Universal law of Gravitation

The universal law of gravitation was given by Newton. So, it is also known as Newton’s law of gravitation. According to universal law of gravitation:- Every body in the universe attracts every other body with a force which is directly proportional to the product of their masses and inversely proportional to the square of the distance between them. The force is along the line joining the centres of two objects.

Let two objects A and B of masses M and m lie at a distance d from each other. Let the force of attraction between two objects be F. According to the universal law of gravitation, the force between two objects is directly proportional to the product of their masses. That is,

F ∝ M × m…………………………………………………(1)

And the force between two objects is inversely proportional to the square of the distance between them, that is,

F ∝ 1/d²…………………………………………………………(2)

From equation 1 and 2, we get

F ∝ M × m/d²

F = G M × m/d²

where G is the constant of proportionality and is called the universal gravitation constant.

F × d² = G M × m

G = F d²/M × m

The SI unit of G is N m² kg^-2.

The value of G was found out by Henry Cavendish (1731-1810) by using a sensitive balance. The accepted value of G is 6.673 × 10^-11 N m² kg^-2.

Example:- The mass of the earth is 6 × 10²⁴ kg and that of the moon is 7.4 × 10²² kg. If the distance between the earth and the moon is 3.84 × 10⁵ km, calculate the force exerted by the earth on the moon. G = 6.7 × 10^-11 N m² kg^-2.
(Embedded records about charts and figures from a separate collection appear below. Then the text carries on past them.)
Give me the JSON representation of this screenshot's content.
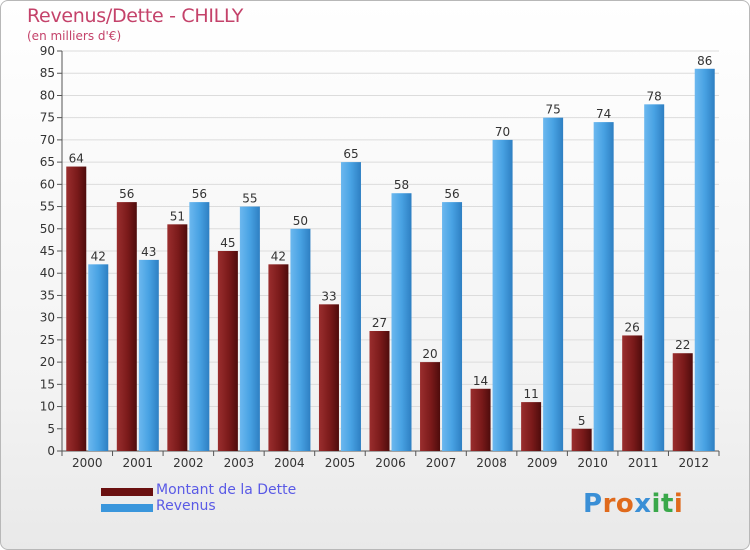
{
  "chart_data": {
    "type": "bar",
    "title": "Revenus/Dette - CHILLY",
    "subtitle": "(en milliers d'€)",
    "categories": [
      "2000",
      "2001",
      "2002",
      "2003",
      "2004",
      "2005",
      "2006",
      "2007",
      "2008",
      "2009",
      "2010",
      "2011",
      "2012"
    ],
    "series": [
      {
        "name": "Montant de la Dette",
        "color": "#7a1a1a",
        "values": [
          64,
          56,
          51,
          45,
          42,
          33,
          27,
          20,
          14,
          11,
          5,
          26,
          22
        ]
      },
      {
        "name": "Revenus",
        "color": "#3a96dc",
        "values": [
          42,
          43,
          56,
          55,
          50,
          65,
          58,
          56,
          70,
          75,
          74,
          78,
          86
        ]
      }
    ],
    "ylim": [
      0,
      90
    ],
    "yticks": [
      0,
      5,
      10,
      15,
      20,
      25,
      30,
      35,
      40,
      45,
      50,
      55,
      60,
      65,
      70,
      75,
      80,
      85,
      90
    ],
    "grid": true,
    "legend_placement": "bottom-left"
  },
  "logo": {
    "text": "Proxiti",
    "letter_colors": [
      "#3a8fd6",
      "#e06a1c",
      "#e06a1c",
      "#3a8fd6",
      "#3aa84a",
      "#3aa84a",
      "#e06a1c"
    ]
  }
}
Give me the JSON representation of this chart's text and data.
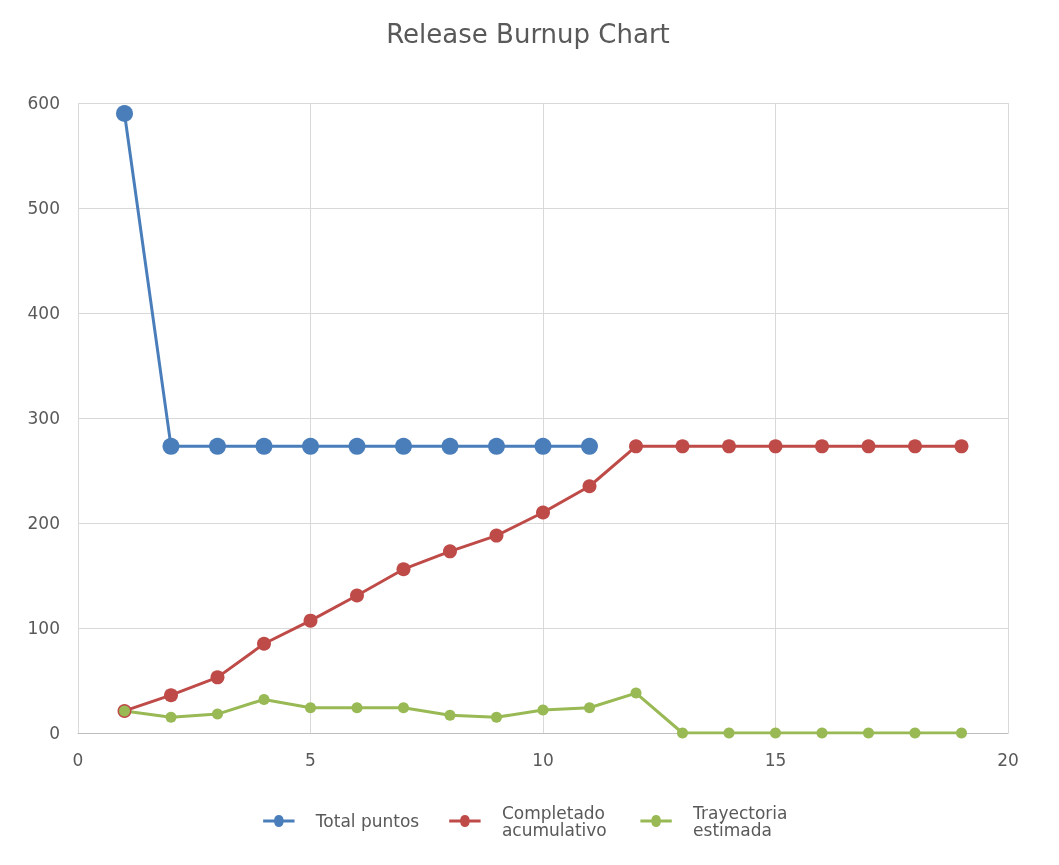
{
  "chart_data": {
    "type": "line",
    "title": "Release Burnup Chart",
    "x": [
      1,
      2,
      3,
      4,
      5,
      6,
      7,
      8,
      9,
      10,
      11,
      12,
      13,
      14,
      15,
      16,
      17,
      18,
      19
    ],
    "series": [
      {
        "name": "Total puntos",
        "color": "#4a7ebb",
        "x": [
          1,
          2,
          3,
          4,
          5,
          6,
          7,
          8,
          9,
          10,
          11
        ],
        "values": [
          590,
          273,
          273,
          273,
          273,
          273,
          273,
          273,
          273,
          273,
          273
        ]
      },
      {
        "name": "Completado acumulativo",
        "color": "#be4b48",
        "values": [
          21,
          36,
          53,
          85,
          107,
          131,
          156,
          173,
          188,
          210,
          235,
          273,
          273,
          273,
          273,
          273,
          273,
          273,
          273
        ]
      },
      {
        "name": "Trayectoria estimada",
        "color": "#98b954",
        "values": [
          21,
          15,
          18,
          32,
          24,
          24,
          24,
          17,
          15,
          22,
          24,
          38,
          0,
          0,
          0,
          0,
          0,
          0,
          0
        ]
      }
    ],
    "xlim": [
      0,
      20
    ],
    "xticks": [
      0,
      5,
      10,
      15,
      20
    ],
    "ylim": [
      0,
      600
    ],
    "yticks": [
      0,
      100,
      200,
      300,
      400,
      500,
      600
    ],
    "grid": true,
    "legend": "bottom",
    "marker": "circle",
    "line_style": "solid"
  }
}
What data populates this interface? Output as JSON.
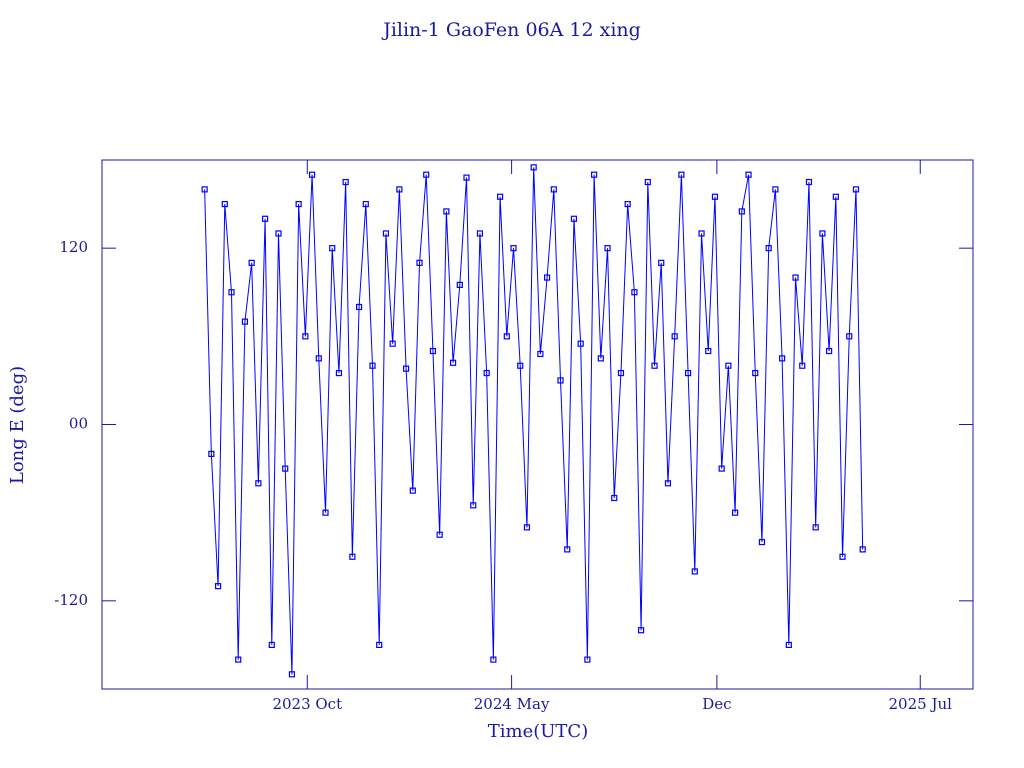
{
  "chart_data": {
    "type": "line",
    "title": "Jilin-1 GaoFen 06A 12 xing",
    "x_label": "Time(UTC)",
    "y_label": "Long E (deg)",
    "xlim": [
      "2023-03-01",
      "2025-08-25"
    ],
    "xticks": [
      {
        "value": "2023-10-01",
        "label": "2023 Oct"
      },
      {
        "value": "2024-05-01",
        "label": "2024 May"
      },
      {
        "value": "2024-12-01",
        "label": "Dec"
      },
      {
        "value": "2025-07-01",
        "label": "2025 Jul"
      }
    ],
    "ylim": [
      -180,
      180
    ],
    "yticks": [
      {
        "value": -120,
        "label": "-120"
      },
      {
        "value": 0,
        "label": "00"
      },
      120
    ],
    "grid": false,
    "color": "#0000ff",
    "x": [
      "2023-06-16",
      "2023-06-23",
      "2023-06-30",
      "2023-07-07",
      "2023-07-14",
      "2023-07-21",
      "2023-07-28",
      "2023-08-04",
      "2023-08-11",
      "2023-08-18",
      "2023-08-25",
      "2023-09-01",
      "2023-09-08",
      "2023-09-15",
      "2023-09-22",
      "2023-09-29",
      "2023-10-06",
      "2023-10-13",
      "2023-10-20",
      "2023-10-27",
      "2023-11-03",
      "2023-11-10",
      "2023-11-17",
      "2023-11-24",
      "2023-12-01",
      "2023-12-08",
      "2023-12-15",
      "2023-12-22",
      "2023-12-29",
      "2024-01-05",
      "2024-01-12",
      "2024-01-19",
      "2024-01-26",
      "2024-02-02",
      "2024-02-09",
      "2024-02-16",
      "2024-02-23",
      "2024-03-01",
      "2024-03-08",
      "2024-03-15",
      "2024-03-22",
      "2024-03-29",
      "2024-04-05",
      "2024-04-12",
      "2024-04-19",
      "2024-04-26",
      "2024-05-03",
      "2024-05-10",
      "2024-05-17",
      "2024-05-24",
      "2024-05-31",
      "2024-06-07",
      "2024-06-14",
      "2024-06-21",
      "2024-06-28",
      "2024-07-05",
      "2024-07-12",
      "2024-07-19",
      "2024-07-26",
      "2024-08-02",
      "2024-08-09",
      "2024-08-16",
      "2024-08-23",
      "2024-08-30",
      "2024-09-06",
      "2024-09-13",
      "2024-09-20",
      "2024-09-27",
      "2024-10-04",
      "2024-10-11",
      "2024-10-18",
      "2024-10-25",
      "2024-11-01",
      "2024-11-08",
      "2024-11-15",
      "2024-11-22",
      "2024-11-29",
      "2024-12-06",
      "2024-12-13",
      "2024-12-20",
      "2024-12-27",
      "2025-01-03",
      "2025-01-10",
      "2025-01-17",
      "2025-01-24",
      "2025-01-31",
      "2025-02-07",
      "2025-02-14",
      "2025-02-21",
      "2025-02-28",
      "2025-03-07",
      "2025-03-14",
      "2025-03-21",
      "2025-03-28",
      "2025-04-04",
      "2025-04-11",
      "2025-04-18",
      "2025-04-25",
      "2025-05-02"
    ],
    "values": [
      160,
      -20,
      -110,
      150,
      90,
      -160,
      70,
      110,
      -40,
      140,
      -150,
      130,
      -30,
      -170,
      150,
      60,
      170,
      45,
      -60,
      120,
      35,
      165,
      -90,
      80,
      150,
      40,
      -150,
      130,
      55,
      160,
      38,
      -45,
      110,
      170,
      50,
      -75,
      145,
      42,
      95,
      168,
      -55,
      130,
      35,
      -160,
      155,
      60,
      120,
      40,
      -70,
      175,
      48,
      100,
      160,
      30,
      -85,
      140,
      55,
      -160,
      170,
      45,
      120,
      -50,
      35,
      150,
      90,
      -140,
      165,
      40,
      110,
      -40,
      60,
      170,
      35,
      -100,
      130,
      50,
      155,
      -30,
      40,
      -60,
      145,
      170,
      35,
      -80,
      120,
      160,
      45,
      -150,
      100,
      40,
      165,
      -70,
      130,
      50,
      155,
      -90,
      60,
      160,
      -85
    ]
  }
}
Sol:- The mass of the earth (M) = 6 × 10²⁴ kg

The mass of the moon (m) = 7.4 × 10²² kg

The distance between the earth and the moon (d) = 3.84 × 10⁵km

= 3.84 × 10⁵ × 1000 m

= 3.84 × 10⁸ m

G = 6.7 × 10^-11 N m² kg^-2

F = G M × m/d²

F = 6.7 × 10^-11 × 6 × 10²⁴ × 7.4 × 10²²/ (3.84 × 10⁸)²

F = 2.01 × 10²⁰ N

Thus, the force exerted by the earth on the moon is 2.01 × 10²⁰N.